2. To make sure taxpayers are not caught short of cash come tax time next year, review federal and state withholding exemptions now. Should tax rates spike, it will probably be a lot easier to pay a little bit of that tax every month this year rather than having to come up with a large lump sum at tax time in 2013.
3. Once the Bush tax cuts expire, taxpayers can expect that taxes will consume a larger share of all future investment returns. However, investors probably won't see an even increase across the board. For example, taxes on capital gains could go from 15 percent to 20 percent (a 33 percent increase) while taxes on qualified dividends might go from 15 percent to 40 percent (a 164 percent increase). Since the tax changes will affect total return based on the type of assets held, this is definitely worth discussing with a financial planner or investment advisor. Everyone should review their asset allocation together and reduce the "expected" returns built into their financial plan.
4. If investors have large gains in their current portfolios or have company stock options they've been waiting to exercise, 2012 might be a better year to recognize those gains rather than giving up more of those gains to taxes in 2013.
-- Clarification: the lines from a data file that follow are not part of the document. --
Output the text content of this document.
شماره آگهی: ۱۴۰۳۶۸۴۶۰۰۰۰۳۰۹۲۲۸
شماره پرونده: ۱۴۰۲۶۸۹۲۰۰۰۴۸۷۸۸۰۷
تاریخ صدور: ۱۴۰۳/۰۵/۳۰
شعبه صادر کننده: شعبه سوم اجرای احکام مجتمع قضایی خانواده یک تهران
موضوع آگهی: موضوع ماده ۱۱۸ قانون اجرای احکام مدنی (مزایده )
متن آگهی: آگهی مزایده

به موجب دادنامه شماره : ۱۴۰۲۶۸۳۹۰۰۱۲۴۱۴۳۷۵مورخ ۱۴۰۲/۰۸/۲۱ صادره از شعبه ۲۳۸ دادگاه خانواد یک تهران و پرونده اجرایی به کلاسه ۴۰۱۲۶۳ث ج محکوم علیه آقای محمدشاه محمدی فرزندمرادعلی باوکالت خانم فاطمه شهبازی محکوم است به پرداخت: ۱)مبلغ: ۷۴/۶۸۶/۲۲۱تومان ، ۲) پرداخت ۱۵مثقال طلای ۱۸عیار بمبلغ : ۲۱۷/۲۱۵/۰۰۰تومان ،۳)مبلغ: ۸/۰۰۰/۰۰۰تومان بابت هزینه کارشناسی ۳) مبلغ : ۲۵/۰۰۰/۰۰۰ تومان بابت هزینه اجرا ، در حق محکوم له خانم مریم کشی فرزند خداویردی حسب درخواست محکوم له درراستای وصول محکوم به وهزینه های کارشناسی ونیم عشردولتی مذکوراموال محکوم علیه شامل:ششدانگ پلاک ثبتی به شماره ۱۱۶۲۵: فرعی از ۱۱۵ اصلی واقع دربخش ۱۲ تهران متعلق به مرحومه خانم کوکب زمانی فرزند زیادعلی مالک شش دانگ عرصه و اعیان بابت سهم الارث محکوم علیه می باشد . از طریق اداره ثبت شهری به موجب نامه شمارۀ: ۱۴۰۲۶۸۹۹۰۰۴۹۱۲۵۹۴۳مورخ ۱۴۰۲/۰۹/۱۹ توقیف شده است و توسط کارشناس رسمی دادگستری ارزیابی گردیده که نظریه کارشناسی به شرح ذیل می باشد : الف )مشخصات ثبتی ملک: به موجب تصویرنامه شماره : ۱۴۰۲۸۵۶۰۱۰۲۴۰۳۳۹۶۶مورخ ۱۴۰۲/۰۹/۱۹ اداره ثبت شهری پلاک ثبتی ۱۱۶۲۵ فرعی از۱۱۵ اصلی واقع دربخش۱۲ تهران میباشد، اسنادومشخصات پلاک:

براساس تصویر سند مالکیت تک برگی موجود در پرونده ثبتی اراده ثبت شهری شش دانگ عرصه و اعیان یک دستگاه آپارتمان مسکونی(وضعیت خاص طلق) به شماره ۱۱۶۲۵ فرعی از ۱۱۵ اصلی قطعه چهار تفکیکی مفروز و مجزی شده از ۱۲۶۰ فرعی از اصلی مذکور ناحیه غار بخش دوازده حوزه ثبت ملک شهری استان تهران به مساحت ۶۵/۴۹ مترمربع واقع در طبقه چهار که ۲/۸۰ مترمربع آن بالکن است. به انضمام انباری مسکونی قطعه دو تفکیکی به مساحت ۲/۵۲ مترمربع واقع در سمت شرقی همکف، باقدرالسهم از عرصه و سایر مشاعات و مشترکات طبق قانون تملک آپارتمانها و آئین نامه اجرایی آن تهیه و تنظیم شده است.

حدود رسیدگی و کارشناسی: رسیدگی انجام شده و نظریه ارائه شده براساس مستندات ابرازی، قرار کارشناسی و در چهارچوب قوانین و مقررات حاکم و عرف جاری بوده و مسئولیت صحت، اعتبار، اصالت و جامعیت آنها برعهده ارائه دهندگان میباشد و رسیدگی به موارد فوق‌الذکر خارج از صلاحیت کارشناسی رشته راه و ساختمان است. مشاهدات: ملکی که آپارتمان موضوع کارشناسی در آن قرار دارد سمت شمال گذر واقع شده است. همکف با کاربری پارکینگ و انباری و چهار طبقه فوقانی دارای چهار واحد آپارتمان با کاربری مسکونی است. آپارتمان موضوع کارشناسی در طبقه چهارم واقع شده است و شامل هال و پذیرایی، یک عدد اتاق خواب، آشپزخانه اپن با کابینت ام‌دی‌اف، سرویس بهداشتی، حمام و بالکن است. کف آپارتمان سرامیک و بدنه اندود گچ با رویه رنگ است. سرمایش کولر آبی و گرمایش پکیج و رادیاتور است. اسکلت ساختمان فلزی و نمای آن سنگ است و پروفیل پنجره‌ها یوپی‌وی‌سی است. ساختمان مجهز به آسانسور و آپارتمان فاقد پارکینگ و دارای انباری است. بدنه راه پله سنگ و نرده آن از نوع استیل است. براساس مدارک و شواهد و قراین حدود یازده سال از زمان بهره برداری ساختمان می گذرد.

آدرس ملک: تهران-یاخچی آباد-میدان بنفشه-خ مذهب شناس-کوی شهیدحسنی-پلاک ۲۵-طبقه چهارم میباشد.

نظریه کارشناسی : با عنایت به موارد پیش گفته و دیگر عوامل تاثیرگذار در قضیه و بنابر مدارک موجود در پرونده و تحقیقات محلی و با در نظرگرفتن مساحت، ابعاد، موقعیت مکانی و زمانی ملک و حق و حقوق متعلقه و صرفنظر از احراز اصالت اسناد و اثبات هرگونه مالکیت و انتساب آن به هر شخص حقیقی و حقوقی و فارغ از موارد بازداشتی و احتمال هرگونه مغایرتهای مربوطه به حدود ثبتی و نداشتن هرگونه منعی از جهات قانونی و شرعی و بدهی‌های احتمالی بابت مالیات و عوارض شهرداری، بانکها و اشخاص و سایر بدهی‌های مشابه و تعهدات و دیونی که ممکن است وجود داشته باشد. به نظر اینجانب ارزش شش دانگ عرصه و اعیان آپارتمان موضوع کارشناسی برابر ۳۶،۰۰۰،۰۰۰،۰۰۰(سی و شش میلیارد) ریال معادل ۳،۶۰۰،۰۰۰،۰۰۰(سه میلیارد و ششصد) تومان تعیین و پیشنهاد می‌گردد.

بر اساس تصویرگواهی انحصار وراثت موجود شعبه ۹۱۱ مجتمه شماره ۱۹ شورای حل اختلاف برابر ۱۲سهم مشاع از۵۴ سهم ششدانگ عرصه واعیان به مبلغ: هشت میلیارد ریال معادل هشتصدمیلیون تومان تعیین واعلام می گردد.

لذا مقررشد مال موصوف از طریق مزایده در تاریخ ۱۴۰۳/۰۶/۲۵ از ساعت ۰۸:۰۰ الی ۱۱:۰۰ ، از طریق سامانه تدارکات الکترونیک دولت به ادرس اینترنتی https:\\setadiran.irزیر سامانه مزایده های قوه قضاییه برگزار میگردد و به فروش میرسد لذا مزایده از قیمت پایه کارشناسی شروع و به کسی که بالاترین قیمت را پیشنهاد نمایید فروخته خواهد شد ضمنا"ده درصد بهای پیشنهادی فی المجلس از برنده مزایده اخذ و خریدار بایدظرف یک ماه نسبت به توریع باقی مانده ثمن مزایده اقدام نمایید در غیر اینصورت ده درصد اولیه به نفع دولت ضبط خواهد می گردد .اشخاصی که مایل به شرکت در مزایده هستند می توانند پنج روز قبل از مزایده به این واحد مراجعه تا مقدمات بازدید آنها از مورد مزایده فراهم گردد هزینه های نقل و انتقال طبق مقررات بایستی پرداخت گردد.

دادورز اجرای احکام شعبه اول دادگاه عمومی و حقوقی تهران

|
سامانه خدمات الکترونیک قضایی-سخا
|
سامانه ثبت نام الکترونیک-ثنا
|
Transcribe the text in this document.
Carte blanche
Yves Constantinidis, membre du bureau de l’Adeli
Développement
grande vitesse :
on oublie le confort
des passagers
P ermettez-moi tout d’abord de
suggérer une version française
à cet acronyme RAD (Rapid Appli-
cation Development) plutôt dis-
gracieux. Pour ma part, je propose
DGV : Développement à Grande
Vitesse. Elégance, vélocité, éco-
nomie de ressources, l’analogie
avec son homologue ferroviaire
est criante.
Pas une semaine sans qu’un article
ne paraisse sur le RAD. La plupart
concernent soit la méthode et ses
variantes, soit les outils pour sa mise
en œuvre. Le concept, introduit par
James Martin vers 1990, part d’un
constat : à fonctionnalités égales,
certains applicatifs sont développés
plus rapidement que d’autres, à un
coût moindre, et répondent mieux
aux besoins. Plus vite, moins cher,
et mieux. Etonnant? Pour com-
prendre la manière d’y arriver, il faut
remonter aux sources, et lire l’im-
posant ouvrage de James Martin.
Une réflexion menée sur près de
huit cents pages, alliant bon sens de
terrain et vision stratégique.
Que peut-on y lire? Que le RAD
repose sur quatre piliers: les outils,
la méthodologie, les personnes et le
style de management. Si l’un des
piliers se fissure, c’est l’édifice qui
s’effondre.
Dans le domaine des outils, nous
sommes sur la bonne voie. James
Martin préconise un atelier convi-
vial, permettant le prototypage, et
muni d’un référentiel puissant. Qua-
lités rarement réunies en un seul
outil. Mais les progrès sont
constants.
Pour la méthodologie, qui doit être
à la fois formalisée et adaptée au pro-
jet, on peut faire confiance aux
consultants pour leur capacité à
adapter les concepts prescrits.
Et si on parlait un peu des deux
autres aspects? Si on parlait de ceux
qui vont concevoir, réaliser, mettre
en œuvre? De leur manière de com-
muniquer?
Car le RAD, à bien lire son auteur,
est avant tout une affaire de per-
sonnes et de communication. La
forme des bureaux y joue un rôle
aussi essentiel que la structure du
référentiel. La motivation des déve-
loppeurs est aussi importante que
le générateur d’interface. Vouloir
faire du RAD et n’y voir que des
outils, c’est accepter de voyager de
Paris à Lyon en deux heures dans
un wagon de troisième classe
5. Finally, the estate and gift tax exemption is slated to drop from $5 million to $1 million in 2013. This estate and gift tax exemption may be the single best tax management opportunity for large estates in the tax code today. Anyone with a large estate should talk to a CPA, attorney and financial advisor about taking advantage of the gifting portion of this benefit before it disappears.
"The clock is ticking," said DeYoe. "Our recent history tells us that Congress, especially one as divided and contentious as this one, is unpredictable. We can wish that they come together, but a wish is not a plan. We must consider and act upon the reality of coming tax increases at all levels of income."
Keywords: Financial Services, Finance and Financials, Investing and Investments.